It seems that I have regularly felt besieged of late. I have felt emotionally fragile and physically and spiritually depleted. The generally chaotic pace of life has been difficult to sustain, and I found myself confronted with my own failures on a regular basis. I have felt like a disappointment to my family and to those I work with. I have been overwhelmed with inertia and a profound sense of powerlessness and, yes, even sadness — in spite of the multitudinous ways God has blessed me. I certainly do not deserve anything He has given me, and my own glaring inadequacies are screaming for attention. Clearly, I am disqualified for ministry. I am a nefarious (albeit inadvertently so) blot in His Book of Life, a disappointment to the One Who gave His all for me.
I have been battling these thoughts, to no avail, in waves for the past couple of years. I would spring up and resist them for a season, only to be batted back down into the pit. I felt paralyzed, isolated from others, and — worse yet — cut off from God Himself.
Then suddenly, He spoke to me — a clear, loving word of correction that broke through the cloud of sorrow like a bright laser. He said, “Do you realize that when you agree with the enemy rather than with Me, that you are working against Almighty God?” “When you choose to believe the enemy’s opinion of you and align your opinion of yourself with his, you are coming OUT of agreement with Me and setting yourself in direct opposition to My Word and therefore to Me.” That revelation shot through my heart like a lightning bolt! I DON’T want to work against God! I thought I was working FOR and WITH Him, but apparently not!

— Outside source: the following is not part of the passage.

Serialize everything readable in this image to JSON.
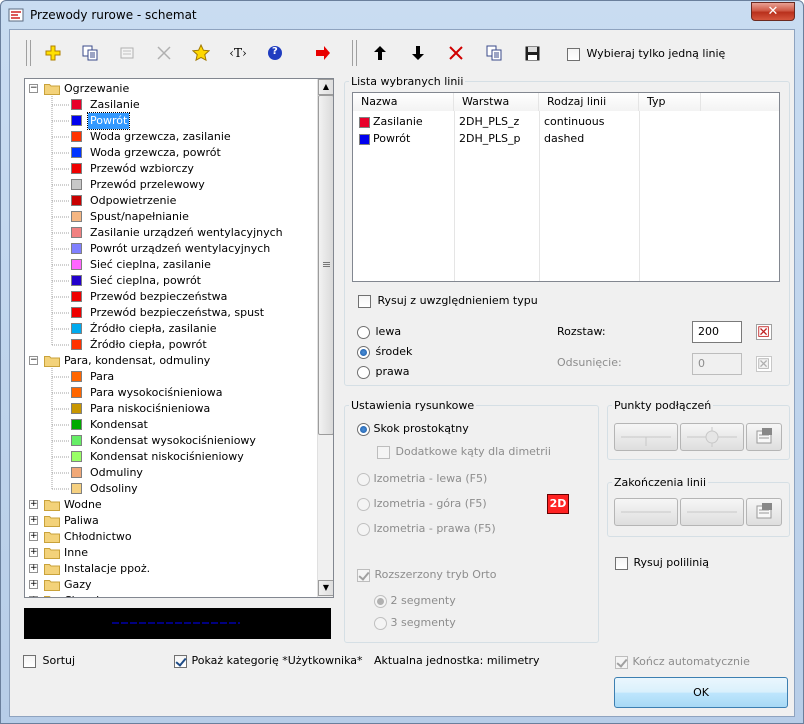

Yes, I knew that Jesus died for my sins and blotted them out. I knew that, through the atoning power of His Blood, He had qualified me and given me His righteousness and placed me in right standing with God. Somehow, though, I was patently wallowing in unbelief disguised as despair and depression. Unbelief is an ugly thing. I had no idea I was feeding on fatal doses of it! Forgive me, Lord, for kicking against You and Your Truth! Forgive me, Father, for believing the enemy’s (and my own) lies instead of YOUR report about who I am!
Take heed! The enemy’s opinion always makes us feel cut off from the Lord. The Holy Spirit’s conviction has the opposite purpose — to expose the truth, bring healing, and draw us closer to the Father. Father, deliver me from the snares of unbelief and help me to embrace the Way, the Truth, and the Life! Help me to receive Your unending, ineffable, empowering, amazing, extravagant LOVE!
As the old chorus goes: “Whose report will YOU believe? We will [choose to] believe the report of the Lord!” I choose to believe His report about who I am and who He has made me to be. Thank you, Jesus!